Outside Antidotes to the Winter Blues by Kara Douglas


As a yoga teacher and naturalist, one of the most important questions I ask my students every winter is, “How often are you spending time outside?”

For those of us who enjoy hibernation, long winter hours of darkness aren’t so bad. Our nervous systems have an opportunity to rest and tired minds to recharge. But, for some, the dark can be hard to endure.


Seasonal Affective Disorder (SAD) is a term used to describe a feeling of depression that recurs regularly every fall and winter, though it can have other seasonal presentations. Symptoms can include extended fatigue, irritability, sadness and craving for sugars and starches that sometimes lead to weight gain. SAD affects about 10 million Americans, with notably higher incidents the further away from the equator one travels.

A relative of SAD, generally termed the “Winter Blues,” can have similar, though often less intense symptoms. The two conditions are often treated similarly.

The main cause of both conditions is widely stated to be lack of sunlight, possibly complicated by a Vitamin D deficiency and the presence of stress. Three of the most common treatments for both conditions are exposure to light, exercise and stress management techniques including yoga and meditation.

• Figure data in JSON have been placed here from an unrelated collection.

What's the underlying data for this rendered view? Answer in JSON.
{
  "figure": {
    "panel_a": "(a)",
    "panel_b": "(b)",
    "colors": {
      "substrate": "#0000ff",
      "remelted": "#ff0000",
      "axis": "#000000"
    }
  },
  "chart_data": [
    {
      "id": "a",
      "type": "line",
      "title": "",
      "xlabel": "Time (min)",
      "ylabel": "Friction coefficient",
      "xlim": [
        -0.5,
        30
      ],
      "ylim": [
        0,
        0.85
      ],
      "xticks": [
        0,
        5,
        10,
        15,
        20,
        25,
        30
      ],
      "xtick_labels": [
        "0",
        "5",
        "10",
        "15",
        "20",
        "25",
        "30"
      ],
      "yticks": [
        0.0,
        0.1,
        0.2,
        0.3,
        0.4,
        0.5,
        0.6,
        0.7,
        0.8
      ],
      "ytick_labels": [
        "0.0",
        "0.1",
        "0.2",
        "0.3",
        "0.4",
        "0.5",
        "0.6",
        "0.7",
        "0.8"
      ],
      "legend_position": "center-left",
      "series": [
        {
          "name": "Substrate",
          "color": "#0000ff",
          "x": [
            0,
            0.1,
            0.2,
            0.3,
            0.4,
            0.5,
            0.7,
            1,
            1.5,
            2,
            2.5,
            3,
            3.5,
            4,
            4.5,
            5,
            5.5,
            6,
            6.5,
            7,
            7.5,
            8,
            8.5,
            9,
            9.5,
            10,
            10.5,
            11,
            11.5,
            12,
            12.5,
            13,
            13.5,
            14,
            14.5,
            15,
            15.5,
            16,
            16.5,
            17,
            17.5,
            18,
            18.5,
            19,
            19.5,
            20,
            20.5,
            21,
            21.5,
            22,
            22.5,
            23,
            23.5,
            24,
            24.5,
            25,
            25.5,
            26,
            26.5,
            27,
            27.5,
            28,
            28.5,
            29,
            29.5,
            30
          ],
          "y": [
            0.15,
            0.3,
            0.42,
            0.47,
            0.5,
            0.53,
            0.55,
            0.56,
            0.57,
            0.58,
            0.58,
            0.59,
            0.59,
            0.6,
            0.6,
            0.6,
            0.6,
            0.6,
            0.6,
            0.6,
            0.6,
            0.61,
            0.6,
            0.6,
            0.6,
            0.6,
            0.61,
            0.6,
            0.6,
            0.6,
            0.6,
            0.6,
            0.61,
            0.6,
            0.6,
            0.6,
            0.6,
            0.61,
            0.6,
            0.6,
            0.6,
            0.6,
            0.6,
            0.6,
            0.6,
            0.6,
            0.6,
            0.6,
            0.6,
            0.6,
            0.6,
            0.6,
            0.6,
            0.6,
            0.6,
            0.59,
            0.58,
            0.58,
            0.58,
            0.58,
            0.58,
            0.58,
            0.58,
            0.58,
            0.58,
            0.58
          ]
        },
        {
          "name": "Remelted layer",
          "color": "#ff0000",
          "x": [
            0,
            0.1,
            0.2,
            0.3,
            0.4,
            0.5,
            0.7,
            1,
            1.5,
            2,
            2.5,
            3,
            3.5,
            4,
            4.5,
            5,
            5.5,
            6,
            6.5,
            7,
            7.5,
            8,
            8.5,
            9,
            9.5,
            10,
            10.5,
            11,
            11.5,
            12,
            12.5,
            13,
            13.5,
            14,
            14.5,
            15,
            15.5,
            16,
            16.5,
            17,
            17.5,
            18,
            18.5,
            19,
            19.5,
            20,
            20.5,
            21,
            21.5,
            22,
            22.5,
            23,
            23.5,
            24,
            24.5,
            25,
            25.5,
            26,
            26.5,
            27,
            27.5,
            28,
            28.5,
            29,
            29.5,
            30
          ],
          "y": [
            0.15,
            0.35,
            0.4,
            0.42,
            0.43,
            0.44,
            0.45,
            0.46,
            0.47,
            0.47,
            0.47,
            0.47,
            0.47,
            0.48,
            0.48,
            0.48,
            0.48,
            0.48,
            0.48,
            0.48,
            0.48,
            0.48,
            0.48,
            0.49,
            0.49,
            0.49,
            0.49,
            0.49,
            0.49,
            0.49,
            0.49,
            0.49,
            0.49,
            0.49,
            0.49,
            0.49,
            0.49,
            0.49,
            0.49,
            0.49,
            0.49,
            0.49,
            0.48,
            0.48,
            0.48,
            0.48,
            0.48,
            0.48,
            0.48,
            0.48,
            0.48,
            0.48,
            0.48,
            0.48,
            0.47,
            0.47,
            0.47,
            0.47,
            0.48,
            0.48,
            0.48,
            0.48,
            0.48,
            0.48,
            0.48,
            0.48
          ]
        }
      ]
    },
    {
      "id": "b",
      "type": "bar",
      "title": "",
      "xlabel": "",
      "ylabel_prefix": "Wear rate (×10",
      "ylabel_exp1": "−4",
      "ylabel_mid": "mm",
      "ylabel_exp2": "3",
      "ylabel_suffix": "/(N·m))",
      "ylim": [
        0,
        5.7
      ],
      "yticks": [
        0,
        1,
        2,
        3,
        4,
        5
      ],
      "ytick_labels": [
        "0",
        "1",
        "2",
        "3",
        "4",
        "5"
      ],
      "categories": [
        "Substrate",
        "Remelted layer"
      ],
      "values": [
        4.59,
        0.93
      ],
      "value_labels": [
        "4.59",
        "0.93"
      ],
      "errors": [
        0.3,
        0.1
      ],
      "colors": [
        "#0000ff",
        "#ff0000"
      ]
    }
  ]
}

Venture Outside strives to create access to all of these through our Winter Wellness Retreats (https://venture-outside.com/portfolio/winter-wellness-retreat-in-western-maine/). We spend ample time outside, moving our bodies by cross-country skiing and hiking in the snow, enlivening our senses through listening, animal tracking, and practicing nature meditations. Each day begins with yoga practices to settle us into our own sense of present time and connect our inner instincts with the big pictures of our lives. We’ll help you to develop practices that you can take home with you and apply daily to maintain that connection to nature and self.


It’s important to remember that these benefits aren’t exclusively available to you on a retreat or through a specially designed program. You can begin right now with a few minutes of walking. As you go, see what it feels like to adjust your breathing so the inhales and exhales are of equal length. Play with your stride length or pace. Try a walking meditation by feeling how lightly you can place each step upon the ground. Clasp your hands together behind you and bend forward, drawing your arms toward the back of your head, releasing winter tension in your neck, shoulders and upper back in a pose called standing yoga mudra.

May your winter be pristine and inspiring!